3. Uncollectible. The IRS does make “bad debt” decisions on its collection inventory. This is known as being uncollectible. To be a bad debt, the IRS will require a financial statement listing income, living expenses, assets and liabilities to prove that any attempt to collect the debt would result in a hardship. Sometimes, the IRS will put an older tax debt in its nonactive queue on its own. It is important to carefully analyze and understand when to call the IRS, and when to let sleeping dogs lie.
Next: IRS installment agreements, statute of limitations and interest/penalty abatements (Part II).
In addition to (1) offers in compromise, (2) bankruptcy and (3) uncollectible (See Part I, above), here are three more solutions to owing back taxes to the IRS:
4. Statute of limitations on collection. The IRS has 10 years to collect unpaid taxes – starting from when the IRS puts the tax liability on its books (this is usually when a tax return is filed or an audit is completed). The limitations period is is the ultimate ace in the hole and is not to be squandered – there is an end date to your IRS problem. Getting there requires properly calculating the end date and navigating getting to the goal line.

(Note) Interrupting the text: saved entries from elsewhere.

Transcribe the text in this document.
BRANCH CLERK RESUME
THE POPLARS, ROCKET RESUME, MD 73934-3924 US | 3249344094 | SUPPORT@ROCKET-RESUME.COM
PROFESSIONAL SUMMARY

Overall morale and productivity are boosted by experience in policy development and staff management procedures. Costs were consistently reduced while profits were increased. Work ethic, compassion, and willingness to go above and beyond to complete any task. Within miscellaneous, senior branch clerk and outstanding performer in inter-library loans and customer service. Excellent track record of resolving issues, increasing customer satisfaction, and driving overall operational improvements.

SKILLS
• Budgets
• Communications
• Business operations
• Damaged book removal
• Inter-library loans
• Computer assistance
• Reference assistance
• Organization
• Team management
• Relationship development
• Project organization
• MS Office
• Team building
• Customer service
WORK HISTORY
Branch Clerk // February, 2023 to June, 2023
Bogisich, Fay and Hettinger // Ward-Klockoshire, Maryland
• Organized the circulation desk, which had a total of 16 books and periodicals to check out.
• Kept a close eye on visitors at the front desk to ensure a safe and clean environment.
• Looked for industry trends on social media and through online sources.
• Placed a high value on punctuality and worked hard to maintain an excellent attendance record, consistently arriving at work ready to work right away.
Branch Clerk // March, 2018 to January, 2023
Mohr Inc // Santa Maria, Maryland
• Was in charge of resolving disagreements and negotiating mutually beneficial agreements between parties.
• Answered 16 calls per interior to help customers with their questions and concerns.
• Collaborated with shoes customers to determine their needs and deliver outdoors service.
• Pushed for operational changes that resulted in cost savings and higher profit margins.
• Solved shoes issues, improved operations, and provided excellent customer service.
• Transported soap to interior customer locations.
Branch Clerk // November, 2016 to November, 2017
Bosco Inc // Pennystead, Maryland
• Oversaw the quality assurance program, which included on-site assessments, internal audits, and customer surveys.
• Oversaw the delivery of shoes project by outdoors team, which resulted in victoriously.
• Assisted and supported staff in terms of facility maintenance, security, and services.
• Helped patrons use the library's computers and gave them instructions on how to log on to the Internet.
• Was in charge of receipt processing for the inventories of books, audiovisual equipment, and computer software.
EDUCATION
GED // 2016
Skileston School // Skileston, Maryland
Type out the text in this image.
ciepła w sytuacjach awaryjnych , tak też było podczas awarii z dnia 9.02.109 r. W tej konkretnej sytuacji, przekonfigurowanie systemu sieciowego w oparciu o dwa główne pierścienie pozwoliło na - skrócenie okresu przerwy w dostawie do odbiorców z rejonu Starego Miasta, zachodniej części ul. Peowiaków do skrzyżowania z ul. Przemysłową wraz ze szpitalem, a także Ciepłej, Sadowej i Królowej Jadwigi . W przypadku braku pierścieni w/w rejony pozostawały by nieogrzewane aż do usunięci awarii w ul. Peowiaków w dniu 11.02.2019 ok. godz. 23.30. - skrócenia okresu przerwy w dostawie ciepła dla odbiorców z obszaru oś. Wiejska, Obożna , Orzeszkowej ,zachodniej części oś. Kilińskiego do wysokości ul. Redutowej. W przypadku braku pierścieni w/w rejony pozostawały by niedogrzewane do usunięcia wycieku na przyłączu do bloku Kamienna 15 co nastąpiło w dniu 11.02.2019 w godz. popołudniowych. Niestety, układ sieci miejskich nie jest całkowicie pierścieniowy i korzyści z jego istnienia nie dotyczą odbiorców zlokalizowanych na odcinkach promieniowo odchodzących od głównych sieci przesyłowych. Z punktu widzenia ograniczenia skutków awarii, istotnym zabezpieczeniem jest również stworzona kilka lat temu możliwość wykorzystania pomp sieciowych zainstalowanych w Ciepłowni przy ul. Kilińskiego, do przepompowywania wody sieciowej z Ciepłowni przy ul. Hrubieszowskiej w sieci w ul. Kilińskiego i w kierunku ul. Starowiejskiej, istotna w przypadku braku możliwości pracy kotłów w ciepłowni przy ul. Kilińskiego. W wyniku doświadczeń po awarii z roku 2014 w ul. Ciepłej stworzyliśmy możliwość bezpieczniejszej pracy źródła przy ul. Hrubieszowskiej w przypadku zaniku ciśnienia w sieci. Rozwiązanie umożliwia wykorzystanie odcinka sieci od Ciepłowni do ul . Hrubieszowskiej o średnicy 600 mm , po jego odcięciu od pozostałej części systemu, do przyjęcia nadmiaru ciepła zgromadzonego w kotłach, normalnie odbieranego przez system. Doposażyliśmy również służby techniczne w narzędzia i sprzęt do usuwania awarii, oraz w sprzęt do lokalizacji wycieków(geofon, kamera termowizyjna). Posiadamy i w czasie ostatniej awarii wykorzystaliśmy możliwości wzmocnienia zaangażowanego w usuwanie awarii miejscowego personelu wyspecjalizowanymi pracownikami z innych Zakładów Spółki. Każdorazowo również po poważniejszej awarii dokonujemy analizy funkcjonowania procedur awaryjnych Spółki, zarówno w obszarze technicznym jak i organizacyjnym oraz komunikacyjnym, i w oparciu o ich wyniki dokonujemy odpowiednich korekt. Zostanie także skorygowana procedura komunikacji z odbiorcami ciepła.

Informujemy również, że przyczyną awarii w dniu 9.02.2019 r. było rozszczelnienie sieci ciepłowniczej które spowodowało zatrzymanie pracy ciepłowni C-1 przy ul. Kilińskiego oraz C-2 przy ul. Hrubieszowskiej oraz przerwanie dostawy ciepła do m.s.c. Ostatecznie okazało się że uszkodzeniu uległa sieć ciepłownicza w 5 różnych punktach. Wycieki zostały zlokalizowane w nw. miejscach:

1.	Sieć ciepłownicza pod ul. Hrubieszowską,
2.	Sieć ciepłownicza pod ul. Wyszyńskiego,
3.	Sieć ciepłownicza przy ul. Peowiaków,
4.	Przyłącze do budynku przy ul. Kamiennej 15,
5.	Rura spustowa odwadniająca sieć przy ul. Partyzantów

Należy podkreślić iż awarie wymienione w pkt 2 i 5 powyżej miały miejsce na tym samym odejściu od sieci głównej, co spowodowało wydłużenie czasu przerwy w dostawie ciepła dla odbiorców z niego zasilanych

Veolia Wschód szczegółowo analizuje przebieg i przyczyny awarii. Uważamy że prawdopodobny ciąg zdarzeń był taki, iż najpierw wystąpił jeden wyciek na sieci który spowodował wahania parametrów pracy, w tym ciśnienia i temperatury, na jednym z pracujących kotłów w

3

If the end is near, great care should be excercised not to cause unnecessary disruption – options like submitting an offer in compromise or filing a collection due process appeal should be carefully considered in advance. They extend the IRS collection timeframe.
5. Installment agreement. If you can, it is always best to repay the IRS. But installment agreements do have ongoing interest and penalty accruals that make repayment difficult. Rule of thumb: If the liability cannot be repaid in five years, it likely will never be. In those situations, a Chapter 13 bankruptcy may be beneficial to make your payments as it can stop interest, penalties and repays principal.
6. Interest and penalty abatement. It would be nice to have the IRS abate interest and pay tax only, but the IRS only abates interest due to their own errors. For examplke, interest could be abated if the IRS unreasonably delayed responding to your correspondance. As to penalties, there needs to be reasonable cause why a penalty should not be imposed. Not having the money to pay your taxes unfortunately won’t do it. Generally, penalty abatement works best with factors out of your control – failed health, out of the country, lost records from fire. See my letter to Treasury Secretary Tim Geithner about easing interest and penalty abatement policies and my written testimony before the House Subcommittee on Oversight.